His five-under was an understated round on a day on which five other players shot 65s, including his nearest rival Darren Fichardt, who has been so near during the last two weekends on the Sunshine Tour. He was on 12-under 198.
"I really must try and close the deal," said Fichardt as he lamented missed opportunities.
"I picked up birdie on 14, which was good in the wind, and was close on 15 and 16," he said. "The miss on the par-five 16 was frustrating, because I hit a great drive, and had an eight iron in, but I three-putted."
He picked up a birdie on the short 17th, and then had a 12-metre putt on 18 run agonisingly close by the hole.
Scotland's David Drysdale was two shots behind Fichardt on 10-under 200 after his 67, and Jaco van Zyl, Tyrone van Aswegen and Titch Moore are bunched on nine-under 201.
Van Zyl's was the round of the day: His six-under 64 was unblemished by a bogey, and he didn't manage to get birdie on any of the six par-threes.
Van Aswegen's round was also an eye-opener: He finished with four consecutive birdies, and, had he not bogeyed the first and the 10th, he would have shot better than his 65 and been even higher on the board.
Moore had a frustrating time on the pesky 14th, under-clubbing his approach and then three-putting.

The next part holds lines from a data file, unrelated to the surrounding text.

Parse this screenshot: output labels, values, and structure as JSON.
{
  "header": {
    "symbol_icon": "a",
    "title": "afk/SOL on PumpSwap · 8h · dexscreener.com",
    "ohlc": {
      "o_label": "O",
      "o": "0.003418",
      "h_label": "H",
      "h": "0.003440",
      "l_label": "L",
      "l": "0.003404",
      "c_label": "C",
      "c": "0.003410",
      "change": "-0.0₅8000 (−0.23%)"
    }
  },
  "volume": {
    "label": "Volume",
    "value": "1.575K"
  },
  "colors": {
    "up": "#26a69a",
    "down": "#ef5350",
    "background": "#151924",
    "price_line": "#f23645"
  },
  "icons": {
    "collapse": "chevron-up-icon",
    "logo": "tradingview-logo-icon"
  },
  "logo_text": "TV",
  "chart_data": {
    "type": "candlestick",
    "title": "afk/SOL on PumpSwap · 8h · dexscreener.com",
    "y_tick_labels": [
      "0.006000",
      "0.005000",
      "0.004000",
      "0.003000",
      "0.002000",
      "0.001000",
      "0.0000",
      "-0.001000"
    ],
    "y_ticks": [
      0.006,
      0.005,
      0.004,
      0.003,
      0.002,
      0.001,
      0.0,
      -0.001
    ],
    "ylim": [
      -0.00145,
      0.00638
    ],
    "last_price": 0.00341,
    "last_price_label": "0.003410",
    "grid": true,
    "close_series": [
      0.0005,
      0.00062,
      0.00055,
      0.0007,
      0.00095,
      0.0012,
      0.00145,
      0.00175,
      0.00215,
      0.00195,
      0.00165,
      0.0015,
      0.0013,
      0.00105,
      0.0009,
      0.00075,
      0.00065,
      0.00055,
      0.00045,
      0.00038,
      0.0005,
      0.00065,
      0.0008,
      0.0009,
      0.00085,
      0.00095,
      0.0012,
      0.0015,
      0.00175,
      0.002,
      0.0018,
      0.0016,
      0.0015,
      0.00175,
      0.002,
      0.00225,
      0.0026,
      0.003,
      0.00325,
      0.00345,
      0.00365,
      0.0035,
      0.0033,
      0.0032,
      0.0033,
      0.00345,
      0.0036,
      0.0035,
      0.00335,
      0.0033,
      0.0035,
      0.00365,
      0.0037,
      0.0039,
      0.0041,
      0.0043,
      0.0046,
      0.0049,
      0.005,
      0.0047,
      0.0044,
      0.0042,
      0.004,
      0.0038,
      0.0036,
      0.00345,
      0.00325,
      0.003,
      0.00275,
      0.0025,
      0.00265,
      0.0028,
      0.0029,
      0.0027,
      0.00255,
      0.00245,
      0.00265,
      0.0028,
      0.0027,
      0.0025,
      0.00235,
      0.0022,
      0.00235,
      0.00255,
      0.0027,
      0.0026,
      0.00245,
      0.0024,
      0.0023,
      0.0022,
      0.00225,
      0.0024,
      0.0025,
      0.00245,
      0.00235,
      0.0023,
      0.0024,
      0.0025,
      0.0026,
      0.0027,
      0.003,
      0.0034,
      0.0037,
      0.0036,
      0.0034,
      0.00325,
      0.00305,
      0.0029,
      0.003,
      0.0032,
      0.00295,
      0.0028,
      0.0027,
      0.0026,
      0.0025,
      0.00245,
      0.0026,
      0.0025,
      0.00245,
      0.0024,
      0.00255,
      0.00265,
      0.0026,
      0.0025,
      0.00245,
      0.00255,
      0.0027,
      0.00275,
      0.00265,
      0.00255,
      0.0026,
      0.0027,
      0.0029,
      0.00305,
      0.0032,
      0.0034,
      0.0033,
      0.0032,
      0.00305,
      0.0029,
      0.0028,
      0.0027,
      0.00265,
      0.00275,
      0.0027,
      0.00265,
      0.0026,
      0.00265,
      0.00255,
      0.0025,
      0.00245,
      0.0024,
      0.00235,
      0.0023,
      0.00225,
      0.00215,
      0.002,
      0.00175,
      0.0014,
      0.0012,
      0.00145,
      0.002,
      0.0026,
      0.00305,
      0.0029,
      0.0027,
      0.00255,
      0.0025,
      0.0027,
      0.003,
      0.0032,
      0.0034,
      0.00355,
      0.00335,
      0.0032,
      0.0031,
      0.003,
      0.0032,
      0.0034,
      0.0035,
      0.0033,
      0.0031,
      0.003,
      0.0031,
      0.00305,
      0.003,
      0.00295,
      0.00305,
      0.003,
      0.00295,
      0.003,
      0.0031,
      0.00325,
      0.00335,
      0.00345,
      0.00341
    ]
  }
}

He tried to make things up by taking the Tiger line over the water on the 16th, and dumped his ball in the hazard. He saved par, but the opportunity to go really low was gone, and his 65 left him four shots behind Cayeux.
Cayeux will play the final round with Fichardt and Drysdale, so he will be able to keep an eye on his nearest rivals. "I'd prefer to be level with them, or one behind, to be honest," he said. "But ultimately, you must play to win everything."